The twins Romulus and Remus were borne by Ilia, daughter of king Numitor, and the war-god Mars. They were condemned by King Amulius, the ruler of Alba, to be cast into the river. The king’s servants took the children and carried them from Alba as far as the Tiber on the Palatine Hill. However, when they tried to descend the hill to the river to carry out the command, they found that the river had risen and they were unable to reach its bed. They therefore thrust the tub which the children slept into the shallow water at the shore.

The tub floated for a while before the water promptly receded. The tub then knocked against a stone and the screaming infants were thrown into the river mud. They were heard by a she-wolf. She came and gave her teats to the boys to nurse them and, as they were drinking, she licked them clean with her tongue. A woodpecker flew above them to guard the children and bring them food. These were Mars’ doing as the wolf and the woodpecker are animals consecrated to him.

These odd happenings were seen by one of the royal herdsmen who was driving his pigs back to the pasture. Startled, he summoned his friends. They all made a loud noise to scare the wolf away, but the wolf was not afraid. Calmly ignoring the herdsmen, she disappeared into the wilderness of the forest. Meanwhile the men picked up the boys and carried them to the chief swineherd of the king, Faustulus, as they believed that the gods did not wish the children to die. But Faustulus’ wife had just given birth to a dead child and was full of sorrow. Faustulus gave her the twins to nurse and the couple raised the children. They named them them Romulus and Remus.
Evidently, the twin never forgotten the wolf. After Rome had been founded, king Romulus built himself a house not far from the place where his tub had stood. The gully in which the she-wolf had disappeared was renamed as the Lupercal (the Wolf’s Gully). The image of the she-wolf with the twins was subsequently erected at this spot and the she-wolf herself, the Lupa, was worshipped by the Romans as a divinity.

This saga later on underwent manifold transmutations, mutilations, additions, and interpretations. It is best known in the form transmitted by Livy, where we learn something about the fate of the twins:
King Proca bequeaths the royal dignity to his firstborn son, Numitor. But his younger brother, Amulius, pushes him from the throne, and becomes king himself. So that no scion from Numitor’s family may arise, as the avenger, he kills the male descendants of his brother. Rhea Silvia, the daughter, he elects as a vestal, and thus deprives her of the hope of progeny, through perpetual virginity as enjoined upon her under the semblance of a most honorable distinction. But the vestal maiden was overcome by violence, and having brought forth twins, she named Mars as the father of her illegitimate offspring, be it from conviction, or because a god appeared more creditable to her as the perpetrator of the crime. The narrative of the exposure in the Tiber goes on to relate that the floating tub, in which the boys had been exposed, was left on dry land by the receding waters, and that a thirsty wolf, attracted from the neighboring mountains by the children’s cries, offered them her teats. The boys are said to have been found by the chief royal herder, supposedly named Faustulus, who took them to the homestead of his wife, Larentia, where they were raised. Some believe that Larentia was called Lupa (“she-wolf”) by the herders because she offered her body, and that this was the origin of the wonderful saga.

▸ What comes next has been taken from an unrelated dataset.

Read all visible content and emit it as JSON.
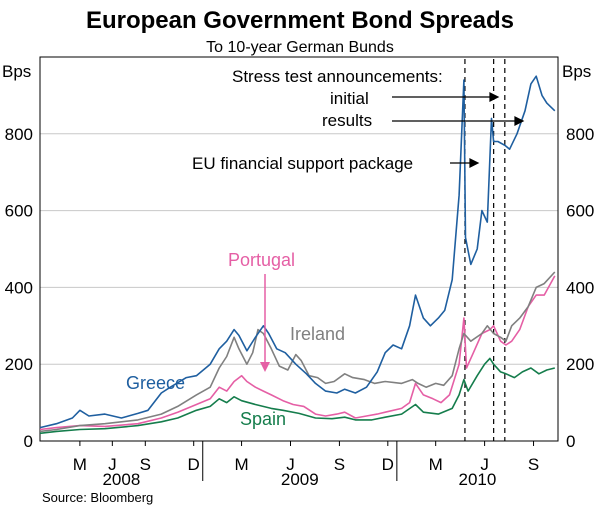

Grown to manhood, the youths Romulus and Remus protect the herds against the attacks of wild animals and robbers. One day Remus is taken prisoner by the robbers, who accuse him of having stolen Numitor’s flocks. But Numitor, to whom he is surrendered for punishment, was touched by his tender age, and when he learned of the twin brothers, he suspected that they might be his exposed grandsons. While he was anxiously pondering the resemblance with the features of his daughter, and the boy’s age as corresponding to the time of the exposure, Faustulus arrived with Romulus, and a conspiracy was hatched when the descent of the boys had been learned from the herders. The youths armed themselves for vengeance, while Numitor took up weapons to defend his claim to the throne he had usurped. After Amulius had been assassinated, Numitor was reinstituted as the ruler, and the youths resolved to found a city in the region where they had been exposed and brought up. A furious dispute arose upon the question of which brother was to be the ruler of the newly erected city, for neither twin was favored by the right of primogeniture, and the outcome of the bird oracle was equally doubtful. The saga relates that Remus jumped over the new wall, to deride his twin, and Romulus became so much enraged that he slew his brother. Romulus then usurped the sole mastery, and the city was named Rome after him.